I braced myself and turned to face him. The king of the gods is a big man, seven feet tall and broad of shoulder. His skin is bronze, really bronze, metallic and shiny like he’s been recently oiled. His hair and beard are golden, likewise. When he laughs, tiny bolts of lightning jump between the curly locks, and he laughs a lot. Zeus is a joker of the “hail, fellow, well met” variety and his own best audience. He has more teeth than he should, or at least it looks that way when he smiles, which he does constantly. As usual, he had an attractive woman on one arm, a naiad, judging by the green of her hair and the faint gill slits.
I bowed from the waist, slipping Melchior into my bag in the process. “Thank you for inviting me—”
“Inviting you?” He chortled again and slapped me on the back so hard that I almost went face-first into the dirt. “Wouldn’t be the same party without you. No summer. Good work that. Never did like winter. Makes a body wear too many clothes, doesn’t it, sugar?”
He patted the naiad on her very scantily clad behind, and she giggled. I was more than a little embarrassed for her, but nymphs are funny creatures, and she seemed to like the attention.
“But that’s only true for some, eh, son.” Zeus grinned and winked at me. “Others are made of tougher stuff. Tisiphone, for example.” Like all the Furies, Tisiphone disdained clothing even in the depths of winter. “She’s how I found you. Knew right where you were when I asked her, did Tisiphone. Smart, that one, and worth a second look, or maybe even a third if you know what I mean.” He waggled his eyebrows meaningfully at me.
I swallowed hard and tried to think of a safe answer, a task made more complex by the return of Cerice.
“Your Majesty,” she said, tipping him a curtsy.
He took the opportunity to leer down her bodice in a theatrical way. “This one’s a beauty, too, of course.

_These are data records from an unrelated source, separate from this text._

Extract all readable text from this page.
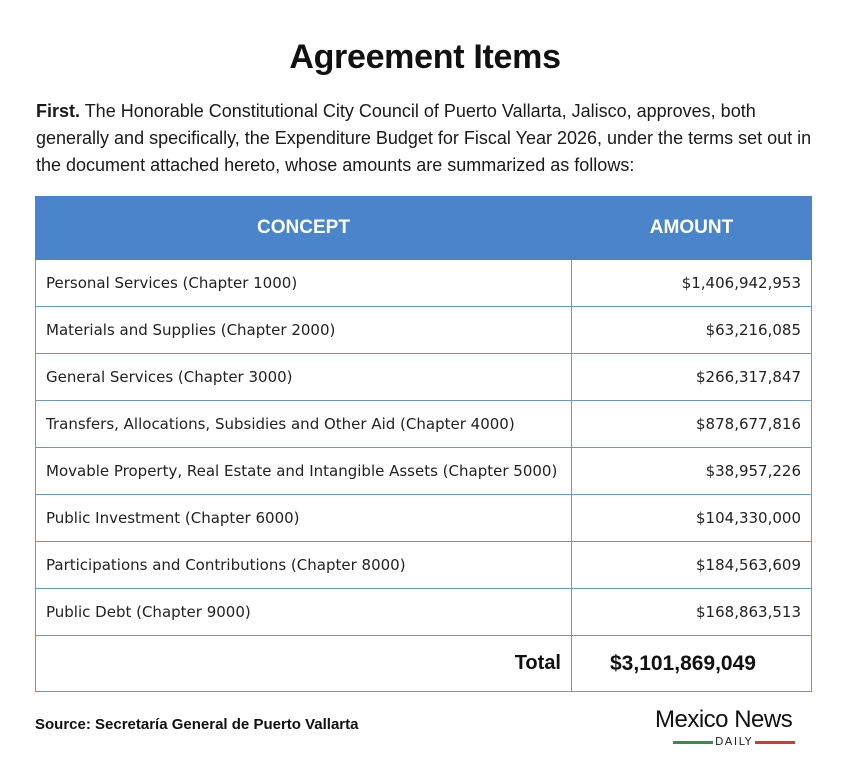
Agreement Items

First. The Honorable Constitutional City Council of Puerto Vallarta, Jalisco, approves, both generally and specifically, the Expenditure Budget for Fiscal Year 2026, under the terms set out in the document attached hereto, whose amounts are summarized as follows:

CONCEPT	AMOUNT
Personal Services (Chapter 1000)	$1,406,942,953
Materials and Supplies (Chapter 2000)	$63,216,085
General Services (Chapter 3000)	$266,317,847
Transfers, Allocations, Subsidies and Other Aid (Chapter 4000)	$878,677,816
Movable Property, Real Estate and Intangible Assets (Chapter 5000)	$38,957,226
Public Investment (Chapter 6000)	$104,330,000
Participations and Contributions (Chapter 8000)	$184,563,609
Public Debt (Chapter 9000)	$168,863,513
Total	$3,101,869,049
Source: Secretaría General de Puerto Vallarta	Mexico News
DAILY
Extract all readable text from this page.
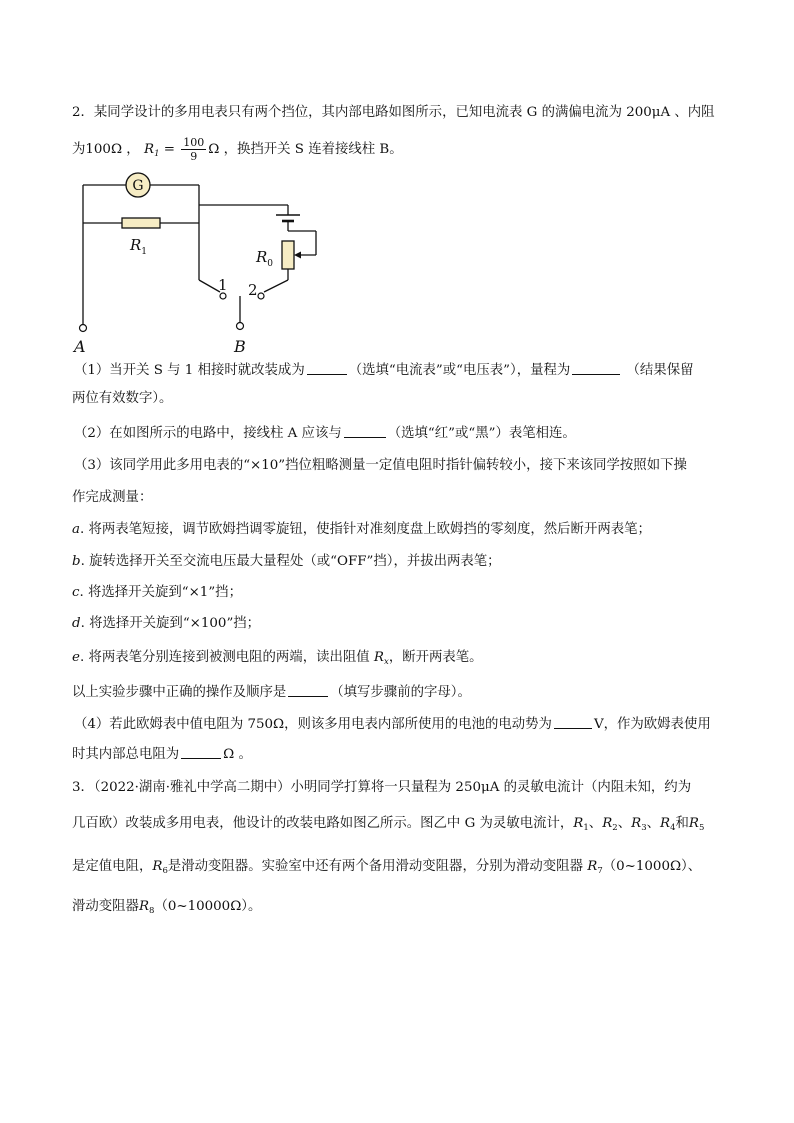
2．某同学设计的多用电表只有两个挡位，其内部电路如图所示，已知电流表 G 的满偏电流为 200μA 、内阻
为100Ω ， $R_1 = \frac{100}{9}$ Ω ，换挡开关 S 连着接线柱 B。
G
$R_1$	$R_0$
1 2
A	B
（1）当开关 S 与 1 相接时就改装成为	（选填“电流表”或“电压表”），量程为	（结果保留
两位有效数字）。
（2）在如图所示的电路中，接线柱 A 应该与	（选填“红”或“黑”）表笔相连。
（3）该同学用此多用电表的“×10”挡位粗略测量一定值电阻时指针偏转较小，接下来该同学按照如下操
作完成测量：
a. 将两表笔短接，调节欧姆挡调零旋钮，使指针对准刻度盘上欧姆挡的零刻度，然后断开两表笔；
b. 旋转选择开关至交流电压最大量程处（或“OFF”挡），并拔出两表笔；
c. 将选择开关旋到“×1”挡；
d. 将选择开关旋到“×100”挡；
e. 将两表笔分别连接到被测电阻的两端，读出阻值 $R_x$，断开两表笔。
以上实验步骤中正确的操作及顺序是	（填写步骤前的字母）。
（4）若此欧姆表中值电阻为 750Ω，则该多用电表内部所使用的电池的电动势为	V，作为欧姆表使用
时其内部总电阻为	Ω 。
3．（2022·湖南·雅礼中学高二期中）小明同学打算将一只量程为 250μA 的灵敏电流计（内阻未知，约为
几百欧）改装成多用电表，他设计的改装电路如图乙所示。图乙中 G 为灵敏电流计，$R_1$、$R_2$、$R_3$、$R_4$和$R_5$
是定值电阻，$R_6$是滑动变阻器。实验室中还有两个备用滑动变阻器，分别为滑动变阻器 $R_7(0\sim 1000\Omega)$、
滑动变阻器$R_8(0\sim 10000\Omega)$。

But you’re young yet. You don’t want to be too tied down, now do you? Not like I am with Hera. Speaking of which”—he caught Cerice’s hand in his own and brushed a kiss across her knuckles—“when the boy breaks your heart, come on by, and I’ll give you a comforting word or six.”
His divine lecher patter should have been appalling. It
was
appalling. But at the same time there was such a good-natured honesty to it that it was also weirdly charming.
“Now, come along both of you. You’re wanted at the head table.”
He put an arm around my shoulders and another around Cerice and started steering us through the crowd. We were nearly back to the main tent when we ran into Clotho. She stood between us and the head table, and not even Zeus will be rude to Fate, so we halted facing her.